Hi all - I am very new to spaCy and Prodigy. A former colleague of mine set up a model using Prodigy that apparently uses spaCy v2. I would like to further train the model, but need to update to spaCy v3.

I've read the migration instructions here: I don't think any code changes need to be made.

My issue: I'm not sure how to run prodigy train to update the model to spaCy v3. I see the train docs here:

I'm not sure what dataset I'm supposed to use. Here is the file structure for my model:

Any help would be so, so appreciated!!!

Hi! If you still have the original data, this should hopefully be very straightforward, especially if the original annotations were created with Prodigy as well :blush: In that case, you can import the existing annotations into Prodigy using db-in, and then run prodigy train to train an updated model:

As you collect more annotations, you can then keep running prodigy train with all of the data (your previous dataset and your new dataset) to train better and better versions.

I'm not sure if I still have the original data. How would it be stored? What am I looking for?

These are the files I have:

Hi @raquelmsmith ,

It shouldn't be in the food_model folder because it only contains the model itself. Perhaps it should be a JSONL, CSV, or even .txt file?
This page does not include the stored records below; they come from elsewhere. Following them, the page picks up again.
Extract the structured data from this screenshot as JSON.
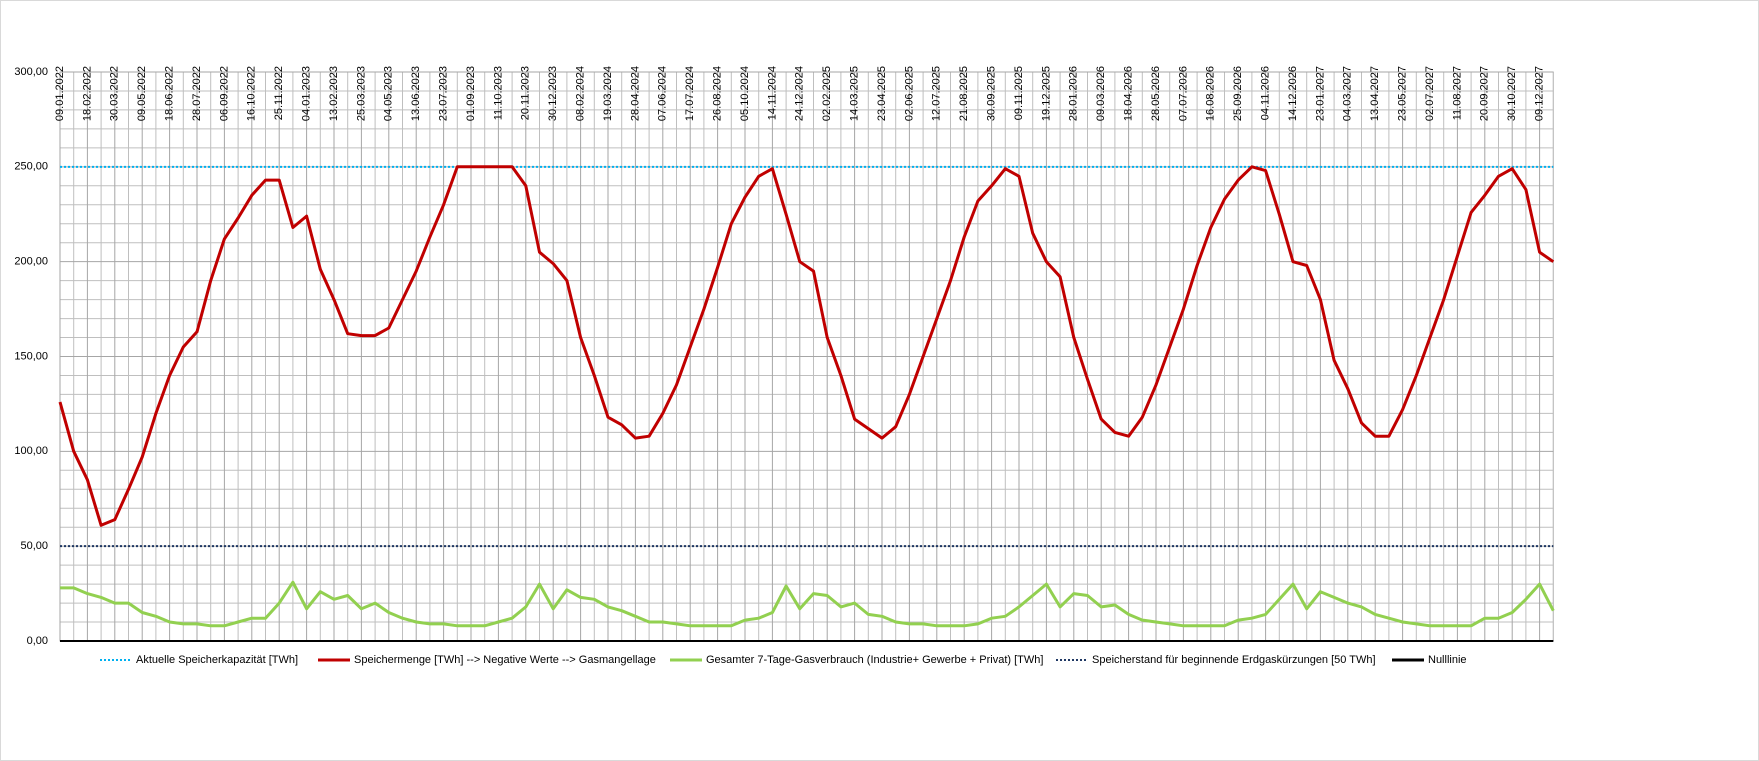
{
  "chart_data": {
    "type": "line",
    "categories": [
      "09.01.2022",
      null,
      "18.02.2022",
      null,
      "30.03.2022",
      null,
      "09.05.2022",
      null,
      "18.06.2022",
      null,
      "28.07.2022",
      null,
      "06.09.2022",
      null,
      "16.10.2022",
      null,
      "25.11.2022",
      null,
      "04.01.2023",
      null,
      "13.02.2023",
      null,
      "25.03.2023",
      null,
      "04.05.2023",
      null,
      "13.06.2023",
      null,
      "23.07.2023",
      null,
      "01.09.2023",
      null,
      "11.10.2023",
      null,
      "20.11.2023",
      null,
      "30.12.2023",
      null,
      "08.02.2024",
      null,
      "19.03.2024",
      null,
      "28.04.2024",
      null,
      "07.06.2024",
      null,
      "17.07.2024",
      null,
      "26.08.2024",
      null,
      "05.10.2024",
      null,
      "14.11.2024",
      null,
      "24.12.2024",
      null,
      "02.02.2025",
      null,
      "14.03.2025",
      null,
      "23.04.2025",
      null,
      "02.06.2025",
      null,
      "12.07.2025",
      null,
      "21.08.2025",
      null,
      "30.09.2025",
      null,
      "09.11.2025",
      null,
      "19.12.2025",
      null,
      "28.01.2026",
      null,
      "09.03.2026",
      null,
      "18.04.2026",
      null,
      "28.05.2026",
      null,
      "07.07.2026",
      null,
      "16.08.2026",
      null,
      "25.09.2026",
      null,
      "04.11.2026",
      null,
      "14.12.2026",
      null,
      "23.01.2027",
      null,
      "04.03.2027",
      null,
      "13.04.2027",
      null,
      "23.05.2027",
      null,
      "02.07.2027",
      null,
      "11.08.2027",
      null,
      "20.09.2027",
      null,
      "30.10.2027",
      null,
      "09.12.2027",
      null
    ],
    "series": [
      {
        "name": "Aktuelle Speicherkapazität [TWh]",
        "color": "#00b0f0",
        "dash": "dotted",
        "value": 250
      },
      {
        "name": "Speichermenge [TWh] --> Negative Werte --> Gasmangellage",
        "color": "#c00000",
        "values": [
          126,
          100,
          85,
          61,
          64,
          80,
          97,
          120,
          140,
          155,
          163,
          190,
          212,
          223,
          235,
          243,
          243,
          218,
          224,
          196,
          180,
          162,
          161,
          161,
          165,
          180,
          195,
          213,
          230,
          250,
          250,
          250,
          250,
          250,
          240,
          205,
          199,
          190,
          160,
          140,
          118,
          114,
          107,
          108,
          120,
          135,
          155,
          175,
          197,
          220,
          234,
          245,
          249,
          225,
          200,
          195,
          160,
          140,
          117,
          112,
          107,
          113,
          130,
          150,
          170,
          190,
          213,
          232,
          240,
          249,
          245,
          215,
          200,
          192,
          160,
          138,
          117,
          110,
          108,
          118,
          135,
          155,
          175,
          198,
          218,
          233,
          243,
          250,
          248,
          225,
          200,
          198,
          180,
          148,
          133,
          115,
          108,
          108,
          122,
          140,
          160,
          180,
          203,
          226,
          235,
          245,
          249,
          238,
          205,
          200
        ]
      },
      {
        "name": "Gesamter 7-Tage-Gasverbrauch (Industrie+ Gewerbe + Privat) [TWh]",
        "color": "#92d050",
        "values": [
          28,
          28,
          25,
          23,
          20,
          20,
          15,
          13,
          10,
          9,
          9,
          8,
          8,
          10,
          12,
          12,
          20,
          31,
          17,
          26,
          22,
          24,
          17,
          20,
          15,
          12,
          10,
          9,
          9,
          8,
          8,
          8,
          10,
          12,
          18,
          30,
          17,
          27,
          23,
          22,
          18,
          16,
          13,
          10,
          10,
          9,
          8,
          8,
          8,
          8,
          11,
          12,
          15,
          29,
          17,
          25,
          24,
          18,
          20,
          14,
          13,
          10,
          9,
          9,
          8,
          8,
          8,
          9,
          12,
          13,
          18,
          24,
          30,
          18,
          25,
          24,
          18,
          19,
          14,
          11,
          10,
          9,
          8,
          8,
          8,
          8,
          11,
          12,
          14,
          22,
          30,
          17,
          26,
          23,
          20,
          18,
          14,
          12,
          10,
          9,
          8,
          8,
          8,
          8,
          12,
          12,
          15,
          22,
          30,
          16
        ]
      },
      {
        "name": "Speicherstand für beginnende Erdgaskürzungen [50 TWh]",
        "color": "#1f3864",
        "dash": "dotted",
        "value": 50
      },
      {
        "name": "Nulllinie",
        "color": "#000000",
        "value": 0
      }
    ],
    "ylim": [
      0,
      300
    ],
    "yticks": [
      {
        "value": 0,
        "label": "0,00"
      },
      {
        "value": 50,
        "label": "50,00"
      },
      {
        "value": 100,
        "label": "100,00"
      },
      {
        "value": 150,
        "label": "150,00"
      },
      {
        "value": 200,
        "label": "200,00"
      },
      {
        "value": 250,
        "label": "250,00"
      },
      {
        "value": 300,
        "label": "300,00"
      }
    ],
    "grid": true,
    "legend": "bottom"
  }
}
The engineer who originally made the model said he doesn't have the original annotations :weary: Am I out of luck?

Aw, damn, if the engineer lost the original training data, that's definitely very unfortunate :disappointed: A model without the data will be immediately stale, and it'll make it difficult to improve it further, try out new ideas etc. Even when you improve a model with more data, you typically want to retrain on all the annotations for the best results.

If the data was annotated with Prodigy, it might still be in the database? Maybe ask the engineer to run prodigy stats -l to view all datasets and see if the data is in there. They can then export it using prodigy db-out.

If you still have the original raw data, one way to recover at least some of the annotations could be to run your model over the raw data and save its predictions. This may not be as accurate as the original training data, but you can always correct it later usind Prodigy and it'll be faster than doing everything from scratch.